Young employees likely to change first job in first 7 months: Report
China's young jobseekers born in and after 1995 are likely to quit their first job within seven months on average, said LinkedIn.
Job seekers share employment information at a job fair in Dongying, Shandong province, on July 15. [File Photo: China Daily]
The business-oriented social networking site analyzed the public profiles of 150,000 users and found that first jobs are hardly ideal for many. Generally, the younger a person, the shorter the duration of first employement.
Those born in the 1970s quit their first job after working four years, an average that dropped to 3.5 years for those born in the 1980s, 19 months for the post-1990 generation and now seven months for the post-1995s.
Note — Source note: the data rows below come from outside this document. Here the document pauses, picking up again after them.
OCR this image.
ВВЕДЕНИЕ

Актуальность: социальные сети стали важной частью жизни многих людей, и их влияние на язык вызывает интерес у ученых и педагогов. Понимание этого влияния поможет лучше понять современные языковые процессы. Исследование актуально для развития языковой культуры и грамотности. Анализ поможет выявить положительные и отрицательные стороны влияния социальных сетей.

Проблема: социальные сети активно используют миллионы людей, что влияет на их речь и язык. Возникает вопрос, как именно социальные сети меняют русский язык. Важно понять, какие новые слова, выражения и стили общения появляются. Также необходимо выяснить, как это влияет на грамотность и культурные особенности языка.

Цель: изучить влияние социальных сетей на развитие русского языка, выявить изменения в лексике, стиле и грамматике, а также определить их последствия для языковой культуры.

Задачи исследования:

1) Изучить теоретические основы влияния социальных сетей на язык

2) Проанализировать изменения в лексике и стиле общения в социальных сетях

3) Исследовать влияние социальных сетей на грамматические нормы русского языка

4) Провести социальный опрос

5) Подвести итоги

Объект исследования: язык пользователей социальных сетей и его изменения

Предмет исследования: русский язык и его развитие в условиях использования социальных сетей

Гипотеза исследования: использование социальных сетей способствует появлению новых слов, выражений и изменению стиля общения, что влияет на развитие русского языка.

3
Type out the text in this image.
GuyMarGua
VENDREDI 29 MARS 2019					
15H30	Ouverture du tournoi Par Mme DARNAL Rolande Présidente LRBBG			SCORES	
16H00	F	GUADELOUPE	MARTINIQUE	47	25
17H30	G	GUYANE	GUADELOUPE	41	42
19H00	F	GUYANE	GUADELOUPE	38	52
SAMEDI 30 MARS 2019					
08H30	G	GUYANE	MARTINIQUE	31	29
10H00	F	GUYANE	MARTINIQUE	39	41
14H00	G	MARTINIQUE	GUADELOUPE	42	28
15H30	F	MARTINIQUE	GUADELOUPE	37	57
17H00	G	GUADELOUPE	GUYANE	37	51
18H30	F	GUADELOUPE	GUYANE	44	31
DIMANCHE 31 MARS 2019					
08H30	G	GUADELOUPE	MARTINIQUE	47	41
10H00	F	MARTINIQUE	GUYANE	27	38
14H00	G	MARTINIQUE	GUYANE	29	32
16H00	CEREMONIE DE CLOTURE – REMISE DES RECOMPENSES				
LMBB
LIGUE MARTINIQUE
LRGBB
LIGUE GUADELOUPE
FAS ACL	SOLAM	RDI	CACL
The report said young people born in the 1990s frequently change their first job because they are more independent, care more about their feelings and seek to realize their own values more than older generations. Another reason is that the youth are savvier in accessing career information and opportunities.
A higher job-hopping rate also reflects the current gap between education and the job market. Due to the lack of understanding of an industry, occupations or enterprises, graduates often expect too much from their first job and quickly find they are unable to fit in.
The report recommends students gain a better understanding of the job market through internships and work placements as early as possible.
Data shows the Internet and finance are the most popular industries for the post-90 and 95 generations, with over 30 percent of graduates born after 1995 employed in those fields.